浅間神社は、京急久里浜線の津久井浜駅横のすぐ隣りに鎮座する、旧津久井村の鎮守です。主祭神として木花咲耶姫命が祀られていて、縁結び・安産・子育ての守護神として、地域の人たちの信仰をあつめてきました。
浅間神社創建の由緒は、神社の社伝によると、奈良時代の天平年間(8世紀)、奈良の大仏の建立を指揮した行基が当地を訪れた際に、浅間山(三浦富士)の山頂に駿河国の浅間神社を勧請したのがはじまりだと伝えられています。
津久井浜駅隣りの浅間神社は、この三浦富士山頂に鎮座する浅間神社・奥宮に対する里宮にあたります。
主祭神 | 木花咲耶姫命 |
旧社格等 | 村社 |
創建 | 天平年間(8世紀) |
祭礼 | 1月1日 歳旦祭 3月8日 祈年祭 7月7日 例祭 7月8日 山頂祭 8月下旬 八雲祭 11月15日 新嘗祭 ※実際の日にちは異なる場合があります |
津久井浜駅のすぐ隣りに鎮座する駅近の 浅間神社里宮
奥宮が鎮座する場所は現在も変わりありませんが、里宮に当たる津久井浜駅隣りの浅間神社は、以前は三浦富士の参道(登山道)途中にあたる津久井村字富士ノ入にありました。
現在の場所に遷座したのは、1928年(昭和3年)のことです。

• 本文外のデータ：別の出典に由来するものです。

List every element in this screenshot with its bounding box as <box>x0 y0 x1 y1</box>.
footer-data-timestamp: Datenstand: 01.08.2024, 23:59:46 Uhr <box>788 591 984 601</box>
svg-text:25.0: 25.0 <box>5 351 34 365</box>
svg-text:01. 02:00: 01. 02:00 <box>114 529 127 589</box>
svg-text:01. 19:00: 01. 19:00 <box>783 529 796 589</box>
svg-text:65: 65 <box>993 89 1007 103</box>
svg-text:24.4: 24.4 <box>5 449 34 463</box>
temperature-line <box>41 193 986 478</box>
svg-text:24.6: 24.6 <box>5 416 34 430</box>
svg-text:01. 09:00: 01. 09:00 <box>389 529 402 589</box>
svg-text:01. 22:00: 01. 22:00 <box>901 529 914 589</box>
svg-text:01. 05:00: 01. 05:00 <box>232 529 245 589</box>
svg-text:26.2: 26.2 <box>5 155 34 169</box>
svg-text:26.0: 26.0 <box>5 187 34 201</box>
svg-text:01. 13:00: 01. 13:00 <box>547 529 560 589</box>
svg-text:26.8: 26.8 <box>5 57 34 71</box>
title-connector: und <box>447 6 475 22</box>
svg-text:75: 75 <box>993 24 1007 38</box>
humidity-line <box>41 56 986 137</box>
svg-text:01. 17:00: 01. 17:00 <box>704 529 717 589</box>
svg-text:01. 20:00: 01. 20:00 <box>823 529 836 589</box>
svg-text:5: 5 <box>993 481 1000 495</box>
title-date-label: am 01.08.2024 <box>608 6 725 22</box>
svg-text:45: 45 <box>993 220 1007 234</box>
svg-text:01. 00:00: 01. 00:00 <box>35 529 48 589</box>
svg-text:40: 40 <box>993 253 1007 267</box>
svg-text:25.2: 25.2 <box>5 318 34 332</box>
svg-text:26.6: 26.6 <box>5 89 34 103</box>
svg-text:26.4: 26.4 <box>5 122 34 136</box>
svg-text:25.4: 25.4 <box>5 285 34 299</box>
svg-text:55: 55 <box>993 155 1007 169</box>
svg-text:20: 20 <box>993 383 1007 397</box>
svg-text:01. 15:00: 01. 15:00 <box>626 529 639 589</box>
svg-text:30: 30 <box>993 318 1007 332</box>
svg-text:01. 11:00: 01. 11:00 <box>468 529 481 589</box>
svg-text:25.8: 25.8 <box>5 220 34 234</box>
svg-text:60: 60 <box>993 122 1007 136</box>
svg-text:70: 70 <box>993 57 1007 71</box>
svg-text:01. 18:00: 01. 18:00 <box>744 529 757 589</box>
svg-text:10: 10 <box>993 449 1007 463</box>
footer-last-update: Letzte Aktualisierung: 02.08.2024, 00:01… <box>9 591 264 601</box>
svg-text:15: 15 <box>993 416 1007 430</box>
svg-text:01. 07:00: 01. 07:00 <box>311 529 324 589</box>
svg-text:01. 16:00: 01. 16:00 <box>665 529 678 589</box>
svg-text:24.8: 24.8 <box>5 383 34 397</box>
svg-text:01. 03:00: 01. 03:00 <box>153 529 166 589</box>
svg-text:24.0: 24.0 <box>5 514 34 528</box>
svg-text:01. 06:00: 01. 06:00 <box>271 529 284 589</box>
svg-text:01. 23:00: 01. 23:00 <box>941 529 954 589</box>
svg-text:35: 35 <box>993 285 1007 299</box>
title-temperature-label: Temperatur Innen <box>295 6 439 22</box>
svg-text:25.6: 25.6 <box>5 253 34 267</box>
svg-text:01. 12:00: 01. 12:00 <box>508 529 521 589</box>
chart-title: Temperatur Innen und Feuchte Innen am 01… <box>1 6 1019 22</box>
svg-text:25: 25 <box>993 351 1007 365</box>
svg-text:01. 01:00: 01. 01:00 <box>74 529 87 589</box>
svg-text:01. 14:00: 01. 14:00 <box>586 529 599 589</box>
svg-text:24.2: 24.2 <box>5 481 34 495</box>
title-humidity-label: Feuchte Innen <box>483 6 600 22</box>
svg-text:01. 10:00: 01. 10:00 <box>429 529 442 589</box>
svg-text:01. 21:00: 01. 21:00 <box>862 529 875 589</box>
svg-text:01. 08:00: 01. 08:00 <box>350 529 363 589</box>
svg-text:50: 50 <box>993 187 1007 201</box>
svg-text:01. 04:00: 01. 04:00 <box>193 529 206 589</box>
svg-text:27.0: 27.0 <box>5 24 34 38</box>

京急久里浜線の津久井浜駅の開業によって、結果的に浅間神社は、駅近に鎮座する、遠方の人たちにとっても参拝しやすい神社になりました。
線路によって分断された浅間神社の参道
一方で、浅間神社は、津久井浜駅の開業によって、駅裏に追いやられた感があることも否定できません。
浅間神社境内から京急久里浜線のガードレール下をくぐった反対側の、津久井浜駅の駅前広場の一角には、いくつかの庚申塔と並んで「浅間神社」と刻まれた石碑が建っています。駅から海のほうへ少しだけ進んだ場所です。
津久井浜駅の開業は1966年(昭和41年)です。現在は廃止されていますが、京急久里浜線の開通前は東京湾沿いの海沿いに路線バスが走っていて、浦賀や久里浜方面と三崎方面を結んでいました。
遠方の人たちが浅間神社・奥宮(三浦富士)へ参拝する場合、このバス路線を使って海沿いの最寄りのバス停で降りて、浅間神社・里宮を経由して、内陸の登山道へ向かって行ったものと想像できます。
鉄道の開通によって、このかつての参道は線路で分断されてしまったということになります。(高架区間のためガードレールの下を通れますので、道としてはつながっています)
ただ、アクセスする手段が変わっても、津久井浜駅のすぐ隣りの里宮に参拝して、三浦富士山頂の奥宮に向かうというのが浅間神社の正式な参拝ルートであることは、今も変わりありません。
津久井浜駅から三浦富士方面へハイキングに向かう際には、浅間神社に参拝してから向かうと良いでしょう。
浅間神社(津久井)の境内社
1889年(明治22年)の町村制施行によって津久井村は長沢村および野比村と合併して北下浦村となり、津久井村は北下浦村字津久井になりました。
その後、1908年(明治41年)には、旧津久井村に鎮座していた八坂大神、御霊神社、日枝神社が、浅間神社に合祀されました。
現在の浅間神社の境内には、金毘羅神社と稲荷神社も祀られています。